8 settembre 2022

Venezia 79 - Saint Omer | En los margenes | Luxembourg, Luxembourg

Saint Omer

Come lo spieghi il delitto peggiore di tutti, l'infanticidio? 
Come cerchi di capirlo? 
Rama, documentarista, decide di andare al processo di una donna emigrata da Dakar, che la figlia l'ha tenuta nascosta al mondo per 15 mesi, per poi affogarla. 
Una moderna Medea, con radici che affondano nella cultura africana di malocchi e visioni, che educata e acculturata è la prima a voler capire i motivi del suo gesto. 

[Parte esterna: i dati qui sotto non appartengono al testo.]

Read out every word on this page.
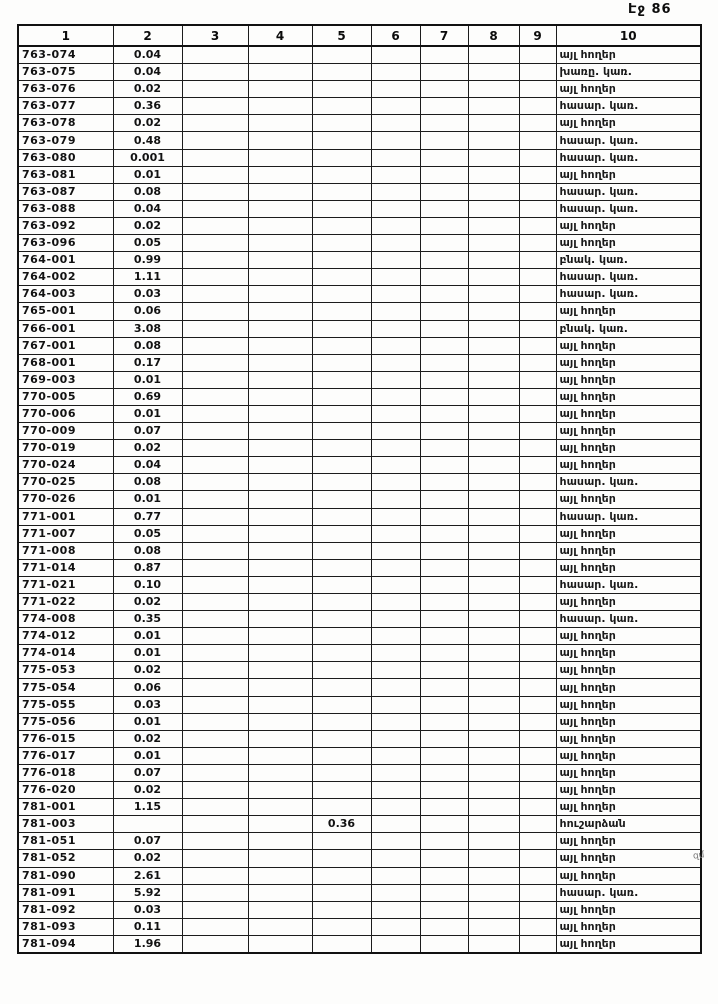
Էջ 86
1	2	3	4	5	6	7	8	9	10
763-074	0.04								այլ հողեր
763-075	0.04								խառը. կառ.
763-076	0.02								այլ հողեր
763-077	0.36								հասար. կառ.
763-078	0.02								այլ հողեր
763-079	0.48								հասար. կառ.
763-080	0.001								հասար. կառ.
763-081	0.01								այլ հողեր
763-087	0.08								հասար. կառ.
763-088	0.04								հասար. կառ.
763-092	0.02								այլ հողեր
763-096	0.05								այլ հողեր
764-001	0.99								բնակ. կառ.
764-002	1.11								հասար. կառ.
764-003	0.03								հասար. կառ.
765-001	0.06								այլ հողեր
766-001	3.08								բնակ. կառ.
767-001	0.08								այլ հողեր
768-001	0.17								այլ հողեր
769-003	0.01								այլ հողեր
770-005	0.69								այլ հողեր
770-006	0.01								այլ հողեր
770-009	0.07								այլ հողեր
770-019	0.02								այլ հողեր
770-024	0.04								այլ հողեր
770-025	0.08								հասար. կառ.
770-026	0.01								այլ հողեր
771-001	0.77								հասար. կառ.
771-007	0.05								այլ հողեր
771-008	0.08								այլ հողեր
771-014	0.87								այլ հողեր
771-021	0.10								հասար. կառ.
771-022	0.02								այլ հողեր
774-008	0.35								հասար. կառ.
774-012	0.01								այլ հողեր
774-014	0.01								այլ հողեր
775-053	0.02								այլ հողեր
775-054	0.06								այլ հողեր
775-055	0.03								այլ հողեր
775-056	0.01								այլ հողեր
776-015	0.02								այլ հողեր
776-017	0.01								այլ հողեր
776-018	0.07								այլ հողեր
776-020	0.02								այլ հողեր
781-001	1.15								այլ հողեր
781-003				0.36					հուշարձան
781-051	0.07								այլ հողեր
781-052	0.02								այլ հողեր
781-090	2.61								այլ հողեր
781-091	5.92								հասար. կառ.
781-092	0.03								այլ հողեր
781-093	0.11								այլ հողեր
781-094	1.96								այլ հողեր
զմ
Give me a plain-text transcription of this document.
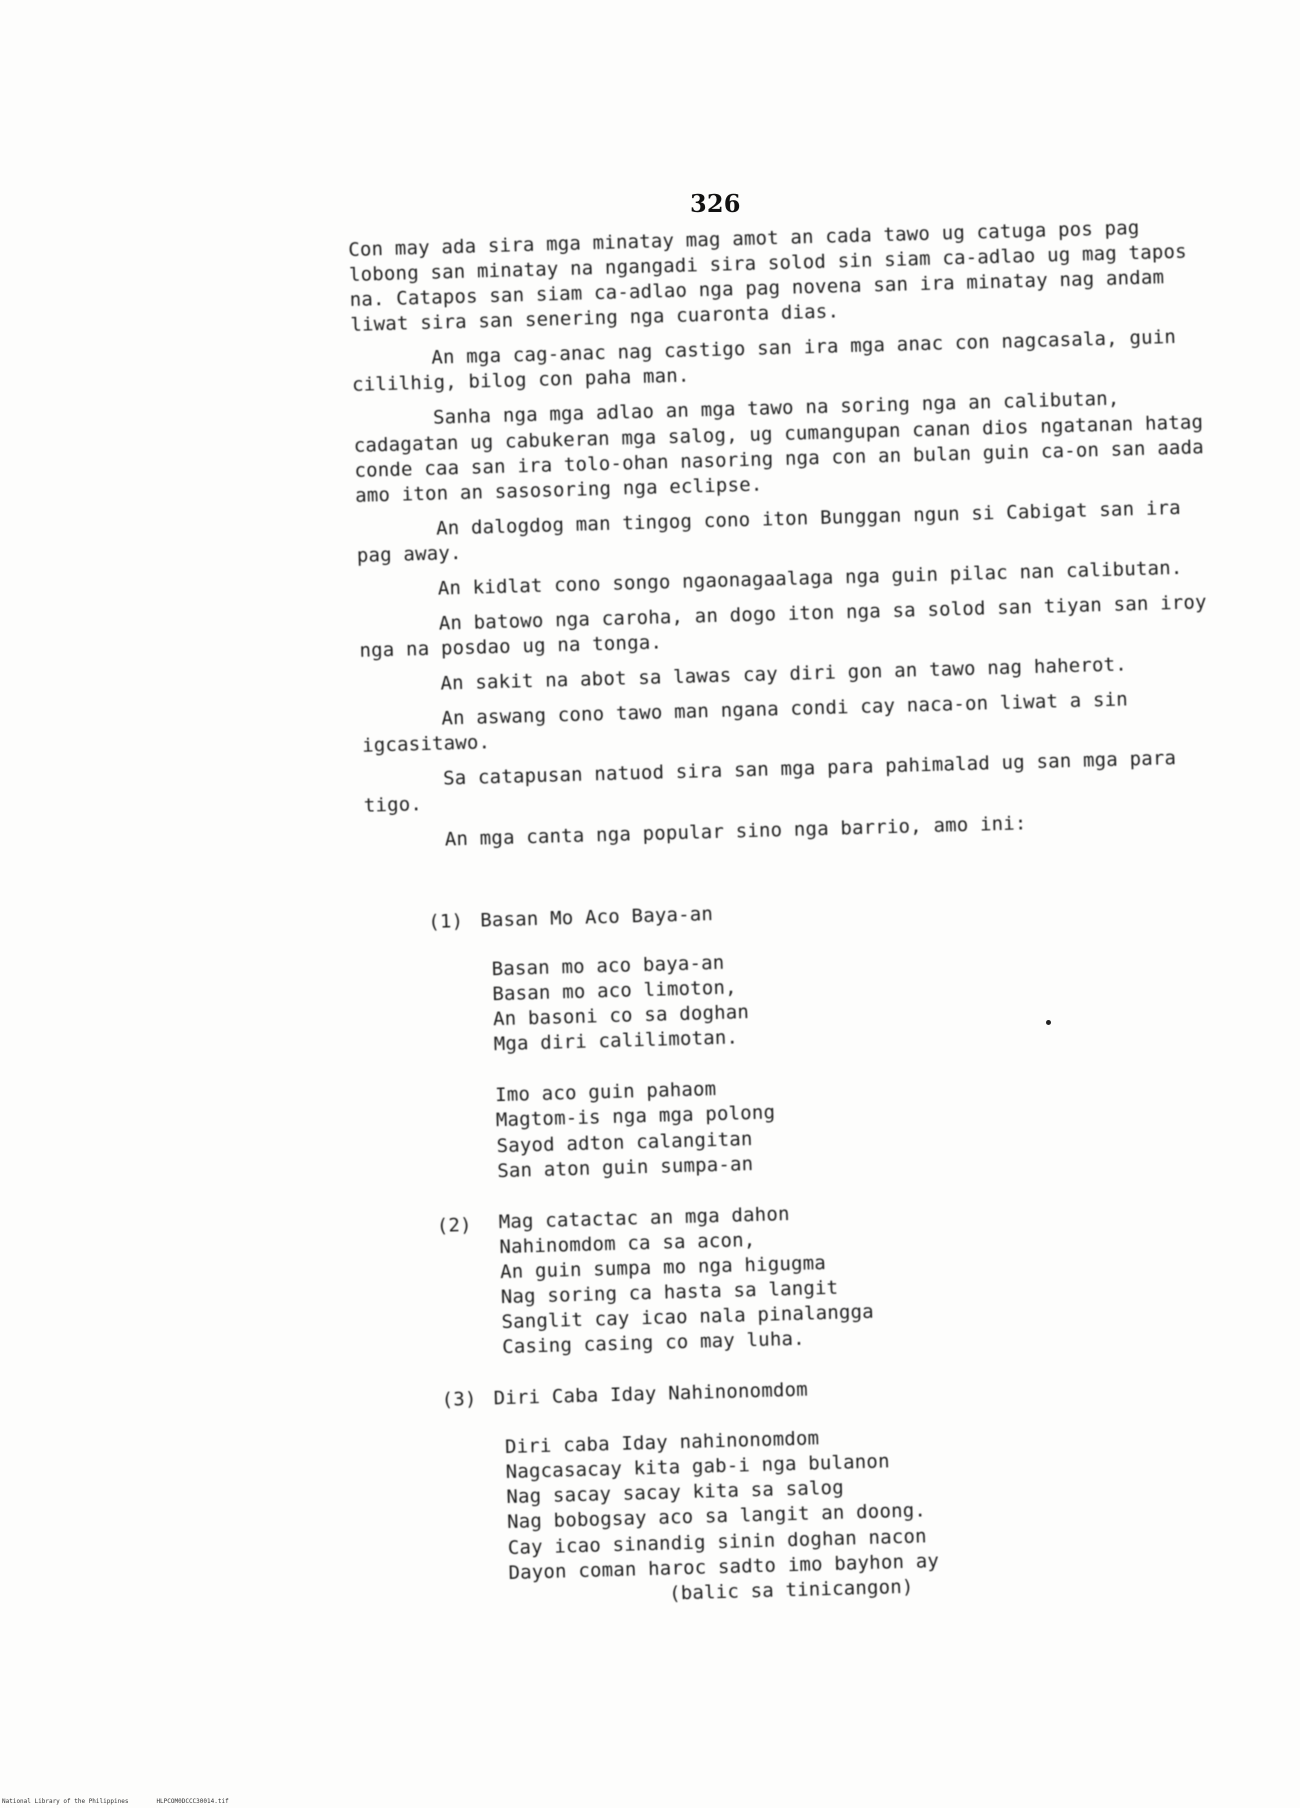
326

Con may ada sira mga minatay mag amot an cada tawo ug catuga pos pag lobong san minatay na ngangadi sira solod sin siam ca-adlao ug mag tapos na. Catapos san siam ca-adlao nga pag novena san ira minatay nag andam liwat sira san senering nga cuaronta dias.

An mga cag-anac nag castigo san ira mga anac con nagcasala, guin cililhig, bilog con paha man.

Sanha nga mga adlao an mga tawo na soring nga an calibutan, cadagatan ug cabukeran mga salog, ug cumangupan canan dios ngatanan hatag conde caa san ira tolo-ohan nasoring nga con an bulan guin ca-on san aada amo iton an sasosoring nga eclipse.

An dalogdog man tingog cono iton Bunggan ngun si Cabigat san ira pag away.

An kidlat cono songo ngaonagaalaga nga guin pilac nan calibutan.

An batowo nga caroha, an dogo iton nga sa solod san tiyan san iroy nga na posdao ug na tonga.

An sakit na abot sa lawas cay diri gon an tawo nag haherot.

An aswang cono tawo man ngana condi cay naca-on liwat a sin igcasitawo.

Sa catapusan natuod sira san mga para pahimalad ug san mga para tigo.

An mga canta nga popular sino nga barrio, amo ini:

(1) Basan Mo Aco Baya-an
Basan mo aco baya-an
Basan mo aco limoton,
An basoni co sa doghan
Mga diri calilimotan.
Imo aco guin pahaom
Magtom-is nga mga polong
Sayod adton calangitan
San aton guin sumpa-an
(2)	Mag catactac an mga dahon
Nahinomdom ca sa acon,
An guin sumpa mo nga higugma
Nag soring ca hasta sa langit
Sanglit cay icao nala pinalangga
Casing casing co may luha.
(3) Diri Caba Iday Nahinonomdom
Diri caba Iday nahinonomdom
Nagcasacay kita gab-i nga bulanon
Nag sacay sacay kita sa salog
Nag bobogsay aco sa langit an doong.
Cay icao sinandig sinin doghan nacon
Dayon coman haroc sadto imo bayhon ay
(balic sa tinicangon)
National Library of the Philippines	HLPCOM0DCCC30014.tif
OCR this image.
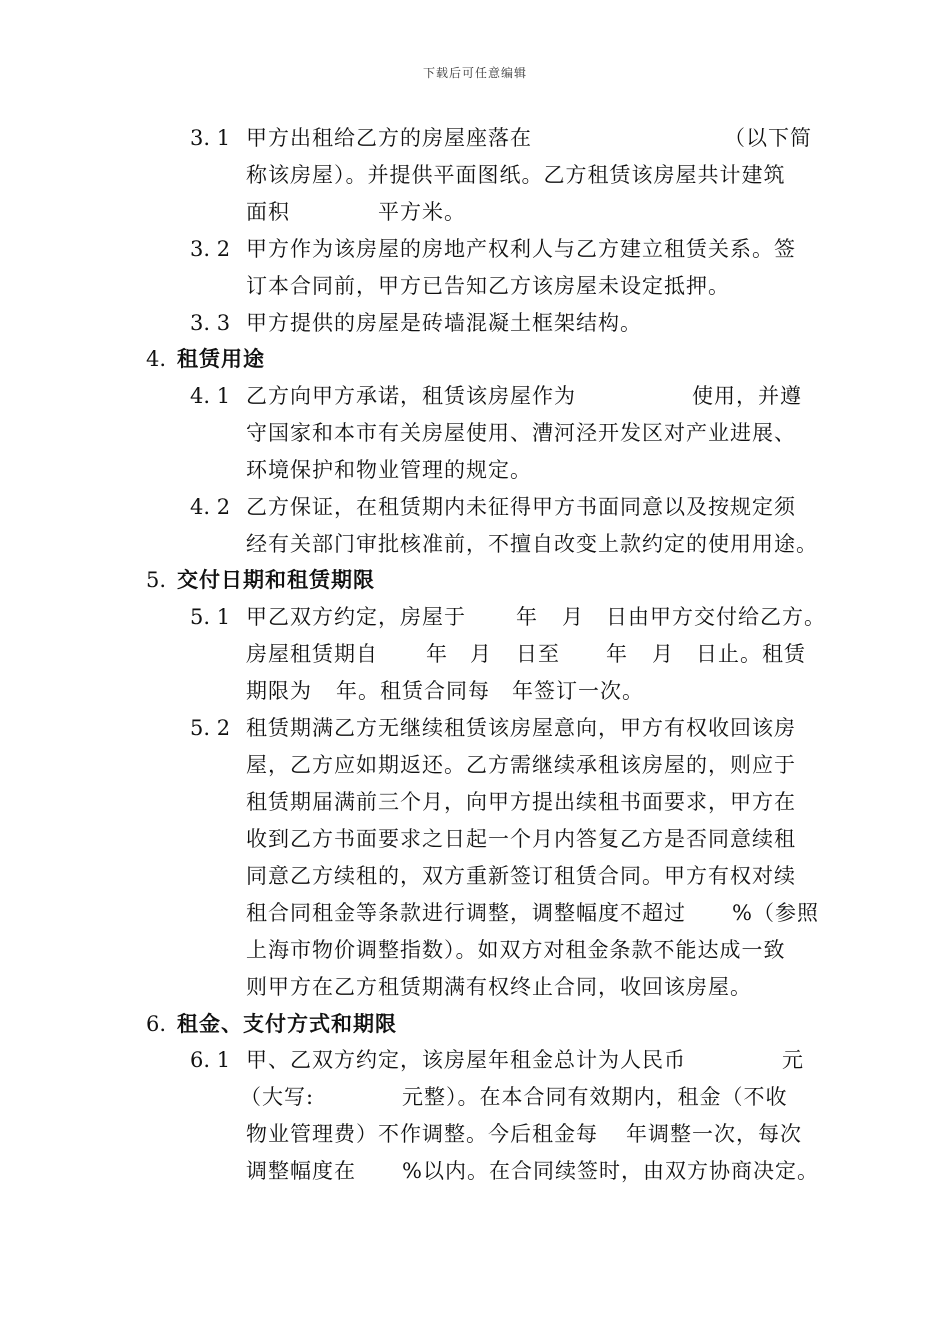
下载后可任意编辑
3. 1 甲方出租给乙方的房屋座落在	（以下简
称该房屋）。并提供平面图纸。乙方租赁该房屋共计建筑
面积	平方米。
3. 2 甲方作为该房屋的房地产权利人与乙方建立租赁关系。签
订本合同前，甲方已告知乙方该房屋未设定抵押。
3. 3 甲方提供的房屋是砖墙混凝土框架结构。
4. 租赁用途
4. 1 乙方向甲方承诺，租赁该房屋作为	使用，并遵
守国家和本市有关房屋使用、漕河泾开发区对产业进展、
环境保护和物业管理的规定。
4. 2 乙方保证，在租赁期内未征得甲方书面同意以及按规定须
经有关部门审批核准前，不擅自改变上款约定的使用用途。
5. 交付日期和租赁期限
5. 1 甲乙双方约定，房屋于 年 月 日由甲方交付给乙方。
房屋租赁期自 年 月 日至 年 月 日止。租赁
期限为 年。租赁合同每 年签订一次。
5. 2 租赁期满乙方无继续租赁该房屋意向，甲方有权收回该房
屋，乙方应如期返还。乙方需继续承租该房屋的，则应于
租赁期届满前三个月，向甲方提出续租书面要求，甲方在
收到乙方书面要求之日起一个月内答复乙方是否同意续租
同意乙方续租的，双方重新签订租赁合同。甲方有权对续
租合同租金等条款进行调整，调整幅度不超过 %（参照
上海市物价调整指数）。如双方对租金条款不能达成一致
则甲方在乙方租赁期满有权终止合同，收回该房屋。
6. 租金、支付方式和期限
6. 1 甲、乙双方约定，该房屋年租金总计为人民币	元
（大写:	元整）。在本合同有效期内，租金（不收
物业管理费）不作调整。今后租金每 年调整一次，每次
调整幅度在 %以内。在合同续签时，由双方协商决定。
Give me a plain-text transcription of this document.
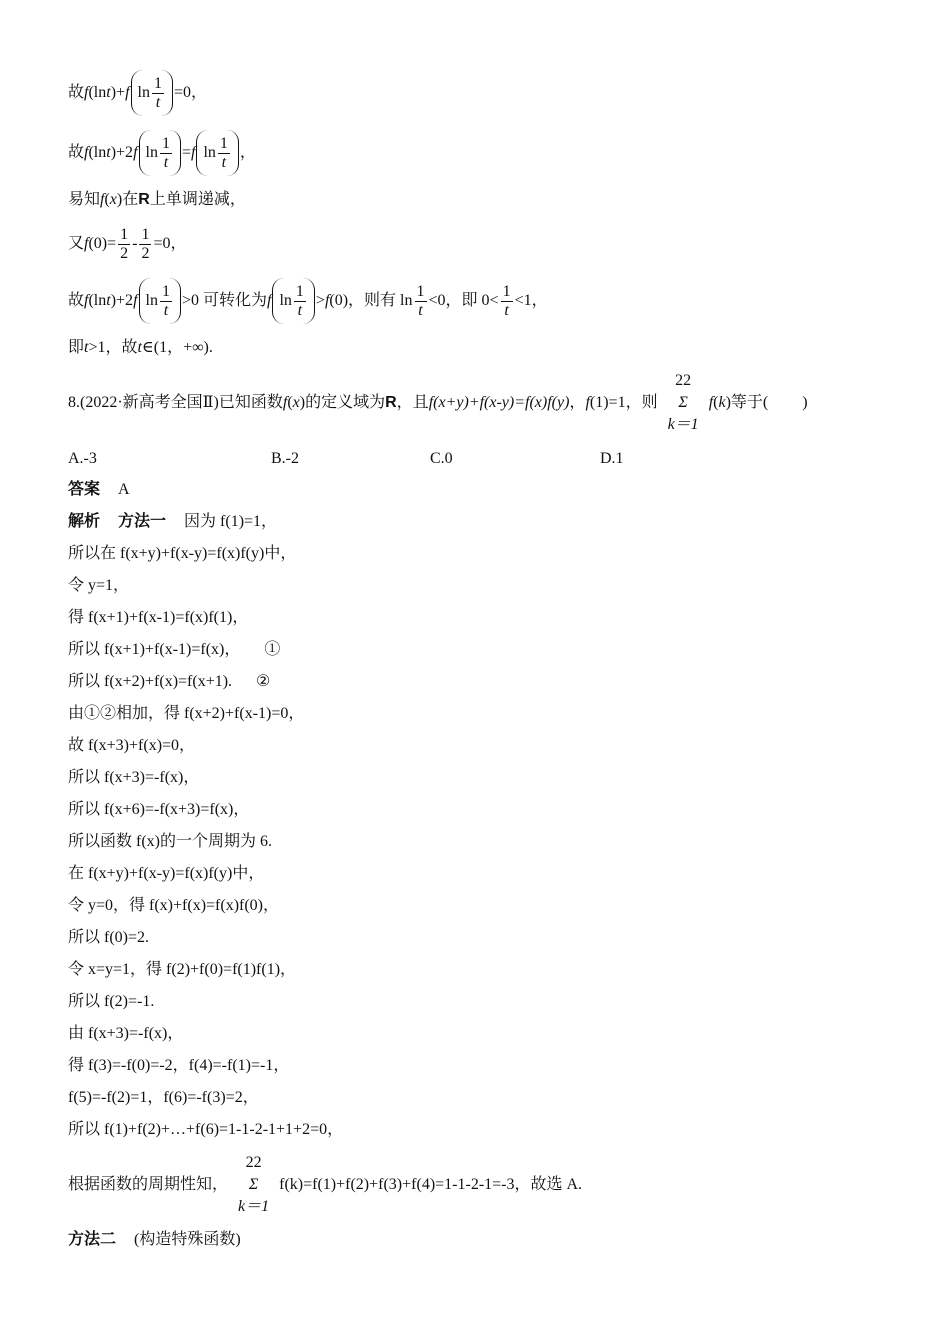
故 f (ln t )+ f $\ln \frac{1}{t} =0$，
故 f (ln t )+2 f $\ln \frac{1}{t} = f$ $\ln \frac{1}{t}$ ，
易知 f ( x )在 R 上单调递减，
又 f $(0)= \frac{1}{2} - \frac{1}{2} =0$，
故 f (ln t )+2 f $\ln \frac{1}{t} >0$ 可转化为 f $\ln \frac{1}{t} > f$ (0)，则有 $\ln \frac{1}{t} <0$，即 $0< \frac{1}{t} <1$，
即 t >1，故 t ∈(1，+∞).
8.(2022·新高考全国Ⅱ)已知函数 f ( x )的定义域为 R ，且 f(x+y)+f(x-y)=f(x)f(y) ， f (1)=1，则
22
Σ
k＝1
f ( k )等于( )
A.-3	B.-2	C.0	D.1
答案 A
解析 方法一 因为 f(1)=1，
所以在 f(x+y)+f(x-y)=f(x)f(y)中，
令 y=1，
得 f(x+1)+f(x-1)=f(x)f(1)，
所以 f(x+1)+f(x-1)=f(x)，      ①
所以 f(x+2)+f(x)=f(x+1).      ②
由①②相加，得 f(x+2)+f(x-1)=0，
故 f(x+3)+f(x)=0，
所以 f(x+3)=-f(x)，
所以 f(x+6)=-f(x+3)=f(x)，
所以函数 f(x)的一个周期为 6.
在 f(x+y)+f(x-y)=f(x)f(y)中，
令 y=0，得 f(x)+f(x)=f(x)f(0)，
所以 f(0)=2.
令 x=y=1，得 f(2)+f(0)=f(1)f(1)，
所以 f(2)=-1.
由 f(x+3)=-f(x)，
得 f(3)=-f(0)=-2，f(4)=-f(1)=-1，
f(5)=-f(2)=1，f(6)=-f(3)=2，
所以 f(1)+f(2)+…+f(6)=1-1-2-1+1+2=0，
根据函数的周期性知，
22
Σ
k＝1
f(k)=f(1)+f(2)+f(3)+f(4)=1-1-2-1=-3，故选 A.
方法二 (构造特殊函数)
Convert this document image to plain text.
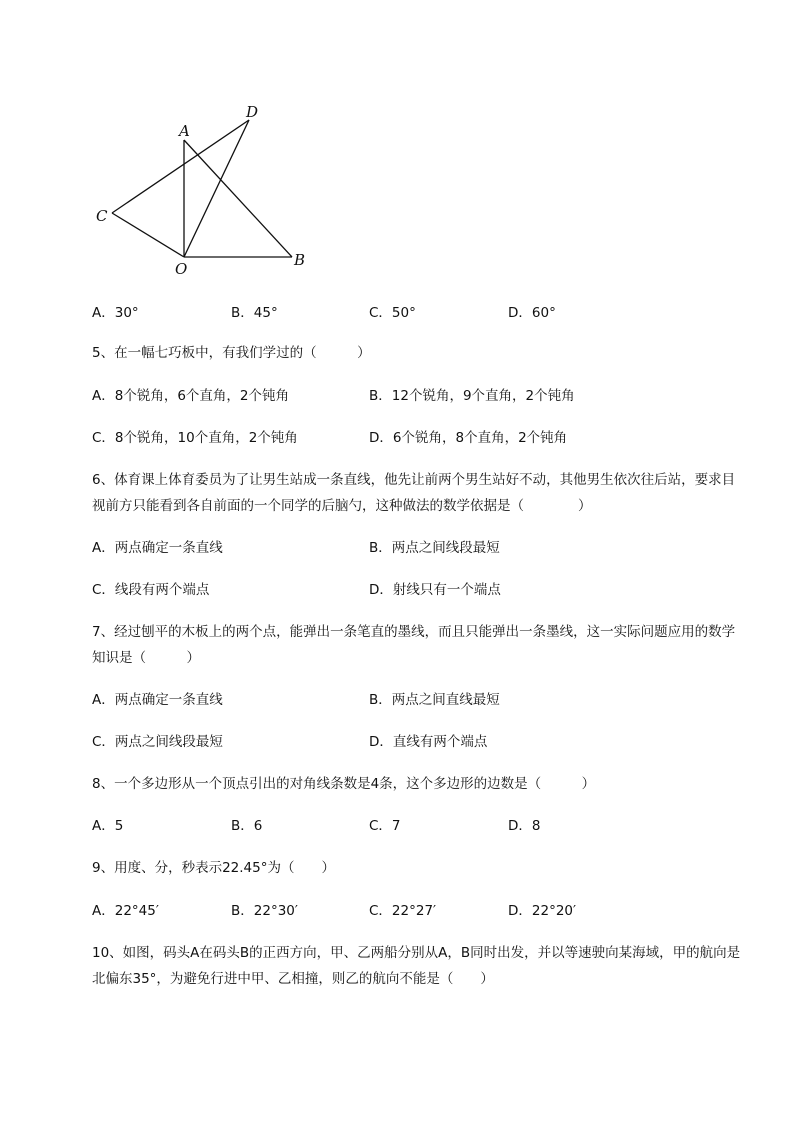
A
D
C
O	B
A．30°	B．45°	C．50°	D．60°
5、在一幅七巧板中，有我们学过的（　　　）
A．8个锐角，6个直角，2个钝角	B．12个锐角，9个直角，2个钝角
C．8个锐角，10个直角，2个钝角	D．6个锐角，8个直角，2个钝角
6、体育课上体育委员为了让男生站成一条直线，他先让前两个男生站好不动，其他男生依次往后站，要求目视前方只能看到各自前面的一个同学的后脑勺，这种做法的数学依据是（　　　　）
A．两点确定一条直线	B．两点之间线段最短
C．线段有两个端点	D．射线只有一个端点
7、经过刨平的木板上的两个点，能弹出一条笔直的墨线，而且只能弹出一条墨线，这一实际问题应用的数学知识是（　　　）
A．两点确定一条直线	B．两点之间直线最短
C．两点之间线段最短	D．直线有两个端点
8、一个多边形从一个顶点引出的对角线条数是4条，这个多边形的边数是（　　　）
A．5	B．6	C．7	D．8
9、用度、分，秒表示22.45°为（　　）
A．22°45′	B．22°30′	C．22°27′	D．22°20′
10、如图，码头A在码头B的正西方向，甲、乙两船分别从A，B同时出发，并以等速驶向某海域，甲的航向是北偏东35°，为避免行进中甲、乙相撞，则乙的航向不能是（　　）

Alice Diop, documentarista, alla sua prima esperienza con la finzione, porta parte del suo mondo, mettendosi in ascolto e non facendoci perdere un minuto del processo, delle parole dei testimoni e dell'accusata, la cui storia viene ricostruita a favore di giudici. 
Il nostro sguardo aderisce a quello di Rama, che incinta, con un rapporto difficile con la madre che affiora, è l'unica concessione che si respira fuori dall'aula di tribunale. 
Dai ritmi volutamente lenti e rarefatti, il film si impone per il suo tema e per il rigore con cui viene trattato, richiedendo pazienza e attenzione, per una sceneggiatura calibrata e dall'arringa conclusiva poetica che si fa indimenticabile. 

En Los Margenes

Lo capiamo fin dal titolo: siamo ai margini della società. 
Margini in cui la povertà, i servizi sociali, gli sfratti, sono all'ordine del giorno. 
A cercare di metterci una pezza un avvocato dal cuore grande che aiuta tutti tranne la famiglia, dimenticando gli impegni che da futuro padre gli sono richiesti, e quelli che da patrigno dovrebbe soddisfare. 


In quella che è una giornata qualunque delle sue, corre e grida, si arrabbia e impreca, portandosi dietro un figliastro che di malavoglia lo segue, facendo finalmente luce sui suoi impegni, sul suo impegno. 
Una giornata in cui la loro strada, e i loro incontri, si incrociano con quelli di una madre che rischia lo sfratto, di un lavoratore che con la madre non vuole parlare, mentre tutti cercano la madre di una figlia che rischia di esserle portata via. 
Siamo in quelle famiglie che a fatica arrivano a fine mese, che per mantenere i figli, lavorano fino allo sfinimento, accettando di tutto. Mentre le banche si arricchiscono e vengono scusate per i loro errori, le case vengono riprese dallo Stato. 
È quindi un film sociale e socialista, di quelli tecnicamente semplici ma di contenuto importante, di cui c'è sempre bisogno nonostante l'ansia, la rabbia, che fanno provare. 
Penelope Cruz dà voce a questo film corale, lo illumina con il suo nome, dimostrando ancora una volta quanto è brava. 

Luxembourg, Luxembourg

Dall'Ucraina, con leggerezza. 
Mettiamo da parte, almeno al cinema, la  guerra e i suoi orrori, e conosciamo due gemelli diversi. 
Uno scapestrato, piccolo criminale, che si accontenta di poco per stare bene, per arrabbiarsi con il mondo. 
Un ligio poliziotto, vessato da suocero e moglie che per lui volevano una carriera brillante. 
Così diversi, così poco uniti, devono affrontare la notizia dell'imminente morte del padre, ricoverato in terapia intensiva in Lussemburgo dove, da ex criminale, sembra essersi rifugiato. 
L'occasione per conoscerlo, finalmente, per riavvicinarsi. 
Ma prima di partire, ci sono documenti da ottenere, denunce da evitare e perdoni da chiedere in situazioni surreali in cui i due non sembrano all'altezza. Anche fisicamente. 


Raccontato da una scanzonata voce esterna, questo racconto pieno di ironia sorprende e coinvolge, lasciando spazio al viaggio on the road solo nel terzo atto. 
Prima, c'è tutto il tempo per scoprire due protagonisti perfetti, e le loro strane vite, in realtà autobiografia di un regista e di quel padre pieno di mistero.
Il finale resta allora da scrivere, e va bene così.